Perhaps the most peculiar thing about Wembley is how it wears its history. As a new building on the site of the old, there is much comparing of now and then, of what has been kept — the position of the royal box, the climb to the trophy, the angle of the pitch — and what has been improved, replaced or upgraded. Sitting on the Club Wembley seats, we're told that this is now the biggest all-covered stadium in Europe, that there are now 107 steps in the climb to the Royal Box, that now the 2,618 toilets afford more opportunities for personal relief than any other building in the world.
But this is a tour, not a museum. There is no museum. Instead — and again, like some airports which choose to present occasional fragments of archaeology as oddities on plinths — there are bits and bobs of the Wembley that was dotted around the place. Here's the flag from the 1948 Olympics. Here's a run of photographs from notable finals and concerts. And here's the crossbar from the 1966 final, carefully positioned where the tour begins, ensuring that any Germans who happen to be visiting can be subjected to a little gentle banter.
Those photographs are on the walls of a staircase that winds down from one of the restaurants — the smallest, seating a mere 400 people, though the most significant, since this is where the royalty get fed — to the tunnel, and so eighty years of football and music and dog racing passes by at a respectable trot. Given that New Wembley was built on the site of Old Wembley largely because of the weight of history and tradition (as opposed to not built at all, or built somewhere more convenient for most of the nation), it's all oddly by the by.

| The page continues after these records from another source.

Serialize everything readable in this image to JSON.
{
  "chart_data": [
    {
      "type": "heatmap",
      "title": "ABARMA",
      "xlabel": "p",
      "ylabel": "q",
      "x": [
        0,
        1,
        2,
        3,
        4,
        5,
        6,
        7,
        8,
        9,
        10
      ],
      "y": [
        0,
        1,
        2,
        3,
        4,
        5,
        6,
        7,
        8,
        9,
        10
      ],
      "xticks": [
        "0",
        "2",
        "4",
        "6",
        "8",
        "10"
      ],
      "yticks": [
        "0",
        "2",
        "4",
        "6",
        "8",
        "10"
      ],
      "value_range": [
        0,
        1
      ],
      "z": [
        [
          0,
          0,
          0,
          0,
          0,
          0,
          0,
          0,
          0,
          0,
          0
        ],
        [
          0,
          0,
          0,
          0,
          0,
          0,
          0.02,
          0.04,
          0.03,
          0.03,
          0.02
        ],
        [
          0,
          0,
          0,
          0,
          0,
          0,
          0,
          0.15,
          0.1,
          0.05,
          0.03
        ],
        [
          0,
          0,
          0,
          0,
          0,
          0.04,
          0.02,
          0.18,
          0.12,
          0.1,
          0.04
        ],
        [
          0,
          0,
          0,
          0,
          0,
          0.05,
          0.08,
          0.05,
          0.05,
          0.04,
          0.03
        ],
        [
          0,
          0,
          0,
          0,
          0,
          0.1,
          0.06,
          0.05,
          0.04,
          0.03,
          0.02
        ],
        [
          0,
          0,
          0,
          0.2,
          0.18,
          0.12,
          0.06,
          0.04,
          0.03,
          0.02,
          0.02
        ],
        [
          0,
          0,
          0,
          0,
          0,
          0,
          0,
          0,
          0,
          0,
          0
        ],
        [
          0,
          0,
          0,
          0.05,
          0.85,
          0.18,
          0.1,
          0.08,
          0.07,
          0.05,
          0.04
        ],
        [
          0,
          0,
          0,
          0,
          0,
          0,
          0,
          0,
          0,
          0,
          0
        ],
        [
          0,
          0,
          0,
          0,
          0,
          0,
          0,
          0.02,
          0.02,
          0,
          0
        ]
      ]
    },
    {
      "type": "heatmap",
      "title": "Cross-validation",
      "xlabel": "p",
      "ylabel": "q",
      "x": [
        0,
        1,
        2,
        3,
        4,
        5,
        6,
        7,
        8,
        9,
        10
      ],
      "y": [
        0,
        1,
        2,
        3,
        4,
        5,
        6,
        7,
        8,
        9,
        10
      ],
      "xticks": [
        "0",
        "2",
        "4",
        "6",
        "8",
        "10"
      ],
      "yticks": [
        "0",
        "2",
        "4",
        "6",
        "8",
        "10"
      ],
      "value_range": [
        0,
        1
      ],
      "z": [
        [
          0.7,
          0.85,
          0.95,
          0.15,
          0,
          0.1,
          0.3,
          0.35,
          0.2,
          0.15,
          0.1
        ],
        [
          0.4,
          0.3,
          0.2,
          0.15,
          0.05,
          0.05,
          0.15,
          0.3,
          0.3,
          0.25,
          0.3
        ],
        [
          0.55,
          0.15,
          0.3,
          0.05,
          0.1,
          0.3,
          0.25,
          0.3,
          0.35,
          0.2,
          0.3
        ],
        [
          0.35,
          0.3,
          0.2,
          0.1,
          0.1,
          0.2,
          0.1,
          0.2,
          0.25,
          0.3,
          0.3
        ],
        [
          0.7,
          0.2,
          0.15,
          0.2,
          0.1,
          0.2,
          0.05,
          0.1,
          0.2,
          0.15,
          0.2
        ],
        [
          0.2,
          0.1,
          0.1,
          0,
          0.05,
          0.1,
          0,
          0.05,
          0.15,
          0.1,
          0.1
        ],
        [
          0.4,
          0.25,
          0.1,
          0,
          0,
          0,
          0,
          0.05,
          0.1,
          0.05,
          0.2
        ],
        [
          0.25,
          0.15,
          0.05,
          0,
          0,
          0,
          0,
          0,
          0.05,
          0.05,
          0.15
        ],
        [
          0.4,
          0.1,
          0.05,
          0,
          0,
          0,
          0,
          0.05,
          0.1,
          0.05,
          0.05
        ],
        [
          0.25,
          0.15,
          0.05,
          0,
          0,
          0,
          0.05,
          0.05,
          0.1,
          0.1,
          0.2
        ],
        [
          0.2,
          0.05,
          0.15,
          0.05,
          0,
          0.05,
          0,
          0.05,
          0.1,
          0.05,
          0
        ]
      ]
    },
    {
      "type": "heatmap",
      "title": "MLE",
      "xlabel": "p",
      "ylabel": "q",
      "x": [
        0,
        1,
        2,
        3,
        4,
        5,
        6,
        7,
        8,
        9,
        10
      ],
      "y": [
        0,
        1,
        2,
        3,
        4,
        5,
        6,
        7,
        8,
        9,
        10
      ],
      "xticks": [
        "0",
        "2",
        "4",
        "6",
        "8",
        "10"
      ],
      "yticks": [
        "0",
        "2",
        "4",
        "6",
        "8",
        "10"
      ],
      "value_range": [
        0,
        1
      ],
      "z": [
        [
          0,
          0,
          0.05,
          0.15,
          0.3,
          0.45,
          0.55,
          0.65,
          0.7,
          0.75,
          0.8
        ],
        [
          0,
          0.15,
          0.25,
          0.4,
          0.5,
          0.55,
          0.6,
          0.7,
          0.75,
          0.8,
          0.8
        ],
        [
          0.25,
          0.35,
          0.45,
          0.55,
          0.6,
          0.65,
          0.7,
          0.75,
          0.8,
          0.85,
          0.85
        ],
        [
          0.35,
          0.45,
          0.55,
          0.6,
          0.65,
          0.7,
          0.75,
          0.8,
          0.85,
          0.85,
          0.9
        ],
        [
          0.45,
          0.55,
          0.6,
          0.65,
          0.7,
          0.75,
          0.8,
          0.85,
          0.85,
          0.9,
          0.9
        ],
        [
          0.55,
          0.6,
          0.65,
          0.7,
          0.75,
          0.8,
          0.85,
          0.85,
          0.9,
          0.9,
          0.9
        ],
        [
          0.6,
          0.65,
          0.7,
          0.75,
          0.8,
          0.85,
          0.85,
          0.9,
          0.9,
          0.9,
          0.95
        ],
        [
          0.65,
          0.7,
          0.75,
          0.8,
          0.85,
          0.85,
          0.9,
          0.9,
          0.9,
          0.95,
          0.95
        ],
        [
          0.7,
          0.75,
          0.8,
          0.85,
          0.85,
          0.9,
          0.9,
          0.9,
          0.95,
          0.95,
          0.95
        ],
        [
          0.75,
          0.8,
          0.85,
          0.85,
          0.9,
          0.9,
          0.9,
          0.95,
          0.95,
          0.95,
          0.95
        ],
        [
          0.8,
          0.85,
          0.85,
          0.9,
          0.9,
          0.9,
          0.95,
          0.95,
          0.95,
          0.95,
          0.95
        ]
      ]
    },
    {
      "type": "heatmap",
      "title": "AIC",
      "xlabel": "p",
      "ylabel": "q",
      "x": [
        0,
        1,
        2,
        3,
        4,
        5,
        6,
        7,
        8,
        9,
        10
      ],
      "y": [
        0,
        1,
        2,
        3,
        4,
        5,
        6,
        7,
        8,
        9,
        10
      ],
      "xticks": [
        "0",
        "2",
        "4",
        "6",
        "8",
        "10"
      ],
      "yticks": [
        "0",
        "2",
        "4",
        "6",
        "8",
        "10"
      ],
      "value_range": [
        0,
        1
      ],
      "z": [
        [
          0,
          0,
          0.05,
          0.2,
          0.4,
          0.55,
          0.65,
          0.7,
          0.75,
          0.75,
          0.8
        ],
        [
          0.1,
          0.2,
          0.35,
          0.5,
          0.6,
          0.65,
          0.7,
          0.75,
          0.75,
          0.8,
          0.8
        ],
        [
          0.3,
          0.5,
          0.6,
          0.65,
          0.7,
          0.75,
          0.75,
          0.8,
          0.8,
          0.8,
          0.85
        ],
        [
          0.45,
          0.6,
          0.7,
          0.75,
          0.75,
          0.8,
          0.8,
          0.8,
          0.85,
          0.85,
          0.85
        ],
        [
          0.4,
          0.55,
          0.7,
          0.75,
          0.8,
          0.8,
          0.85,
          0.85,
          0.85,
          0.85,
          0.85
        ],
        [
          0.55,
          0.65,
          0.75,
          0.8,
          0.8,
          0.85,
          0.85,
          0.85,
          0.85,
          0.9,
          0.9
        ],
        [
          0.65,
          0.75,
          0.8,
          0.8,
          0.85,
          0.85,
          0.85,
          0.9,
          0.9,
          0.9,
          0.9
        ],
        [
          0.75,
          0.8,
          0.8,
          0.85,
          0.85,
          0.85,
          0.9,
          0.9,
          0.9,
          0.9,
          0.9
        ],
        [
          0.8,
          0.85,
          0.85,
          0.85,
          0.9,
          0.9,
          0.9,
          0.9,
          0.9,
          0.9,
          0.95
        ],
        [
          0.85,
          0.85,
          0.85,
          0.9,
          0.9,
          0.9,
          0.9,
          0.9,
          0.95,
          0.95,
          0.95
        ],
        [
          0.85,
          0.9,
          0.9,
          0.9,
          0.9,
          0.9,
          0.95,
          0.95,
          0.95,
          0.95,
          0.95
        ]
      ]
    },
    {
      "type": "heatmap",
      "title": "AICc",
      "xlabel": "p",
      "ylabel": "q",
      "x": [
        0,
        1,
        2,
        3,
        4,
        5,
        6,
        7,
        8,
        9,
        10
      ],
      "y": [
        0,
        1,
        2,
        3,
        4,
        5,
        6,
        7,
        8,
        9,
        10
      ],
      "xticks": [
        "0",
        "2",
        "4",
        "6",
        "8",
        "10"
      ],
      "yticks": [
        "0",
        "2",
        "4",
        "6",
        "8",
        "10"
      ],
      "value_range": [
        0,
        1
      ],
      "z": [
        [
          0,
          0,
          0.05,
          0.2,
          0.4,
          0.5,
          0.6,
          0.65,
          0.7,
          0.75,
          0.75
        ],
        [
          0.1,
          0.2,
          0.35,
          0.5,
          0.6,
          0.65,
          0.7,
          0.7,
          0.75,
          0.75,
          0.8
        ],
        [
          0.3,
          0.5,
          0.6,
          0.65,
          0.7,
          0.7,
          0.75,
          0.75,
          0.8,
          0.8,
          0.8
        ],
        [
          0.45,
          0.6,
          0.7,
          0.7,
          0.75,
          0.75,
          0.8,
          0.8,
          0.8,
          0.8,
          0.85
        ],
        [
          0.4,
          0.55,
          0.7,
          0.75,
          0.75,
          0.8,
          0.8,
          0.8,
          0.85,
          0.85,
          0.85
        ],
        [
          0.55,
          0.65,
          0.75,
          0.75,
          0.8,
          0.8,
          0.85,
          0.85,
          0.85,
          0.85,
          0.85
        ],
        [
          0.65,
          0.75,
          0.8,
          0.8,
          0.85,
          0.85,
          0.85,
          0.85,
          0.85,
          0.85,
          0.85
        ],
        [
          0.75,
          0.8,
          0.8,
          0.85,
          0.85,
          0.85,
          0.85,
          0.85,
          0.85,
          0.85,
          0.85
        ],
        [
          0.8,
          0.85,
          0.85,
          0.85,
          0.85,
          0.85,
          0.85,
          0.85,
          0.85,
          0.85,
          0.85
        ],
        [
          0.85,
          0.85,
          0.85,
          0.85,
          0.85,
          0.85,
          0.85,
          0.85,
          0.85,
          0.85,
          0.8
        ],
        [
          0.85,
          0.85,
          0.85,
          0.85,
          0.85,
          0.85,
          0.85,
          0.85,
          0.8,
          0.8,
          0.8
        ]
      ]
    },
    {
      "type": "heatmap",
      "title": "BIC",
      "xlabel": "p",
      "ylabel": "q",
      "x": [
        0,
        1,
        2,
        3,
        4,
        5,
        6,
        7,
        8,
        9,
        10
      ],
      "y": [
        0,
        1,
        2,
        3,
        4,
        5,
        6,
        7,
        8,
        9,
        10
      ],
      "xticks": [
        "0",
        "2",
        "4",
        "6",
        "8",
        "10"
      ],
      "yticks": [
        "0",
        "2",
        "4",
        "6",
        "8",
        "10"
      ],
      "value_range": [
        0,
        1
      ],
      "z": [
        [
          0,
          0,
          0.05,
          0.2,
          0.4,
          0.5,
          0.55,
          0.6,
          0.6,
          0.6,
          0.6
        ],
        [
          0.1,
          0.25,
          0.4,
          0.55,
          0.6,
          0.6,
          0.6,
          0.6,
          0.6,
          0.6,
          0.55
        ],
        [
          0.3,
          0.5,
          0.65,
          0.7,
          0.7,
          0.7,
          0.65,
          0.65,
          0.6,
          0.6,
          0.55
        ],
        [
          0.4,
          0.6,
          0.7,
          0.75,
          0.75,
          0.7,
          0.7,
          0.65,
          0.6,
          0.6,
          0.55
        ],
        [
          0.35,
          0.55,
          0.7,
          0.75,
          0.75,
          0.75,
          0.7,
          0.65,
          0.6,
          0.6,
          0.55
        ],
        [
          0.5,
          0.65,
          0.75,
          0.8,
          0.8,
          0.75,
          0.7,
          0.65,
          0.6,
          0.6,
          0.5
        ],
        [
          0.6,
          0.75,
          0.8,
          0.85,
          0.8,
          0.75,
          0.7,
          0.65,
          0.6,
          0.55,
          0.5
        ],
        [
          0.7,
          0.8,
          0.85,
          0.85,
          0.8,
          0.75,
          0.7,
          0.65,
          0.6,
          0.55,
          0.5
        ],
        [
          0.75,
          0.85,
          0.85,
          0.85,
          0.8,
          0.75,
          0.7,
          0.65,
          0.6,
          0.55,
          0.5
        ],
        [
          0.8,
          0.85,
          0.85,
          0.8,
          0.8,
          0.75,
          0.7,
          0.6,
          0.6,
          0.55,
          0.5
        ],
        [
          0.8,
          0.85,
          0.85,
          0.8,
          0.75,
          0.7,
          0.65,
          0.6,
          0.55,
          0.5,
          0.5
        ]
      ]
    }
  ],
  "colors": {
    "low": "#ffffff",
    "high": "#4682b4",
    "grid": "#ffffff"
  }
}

Most of the kids (and plenty of the adults) on the tour aren't too interested in poring over the pictures of the White Horse final, of course; they want to take selfies with the shirts in the dressing rooms and lift a replica of the FA Cup, and they're in luck. The tour takes in everything you'd expect: some rubbernecking at the showers, the walk from the tunnel out to the pitch and a seat in the royal box (though not on the actual royal seats themselves, you filthy pleb). There's even the chance to sit behind the press conference desk and pretend to be Roy Hodgson for a few seconds, which is surely every child's dream.
And so, it works. It's a pleasant two hour stroll around a cavernous, technically impressive, aggressively bland building. That last bit at least makes sense: unlike most of the other football stadiums in the country, Wembley has to be neutral and malleable in its identity, because it has to take in cup games as well as internationals. As such, even the inspirational pictures of England legends past and present that decorate the tunnel during international games are marked, top and bottom, with wear and tear from a rotation of sponsors boards.
But that means that when the place is empty, it really feels it. Crammed stadiums can be wonderful places, and busy airports are generally nightmarish, but an empty combination of the two ends up feeling almost uncanny. For all that the arch dominates the Wembley skyline, the stadium below feels very much of a piece with the warehouses that surround it. A building that holds things. Not a building defined by the things that it holds.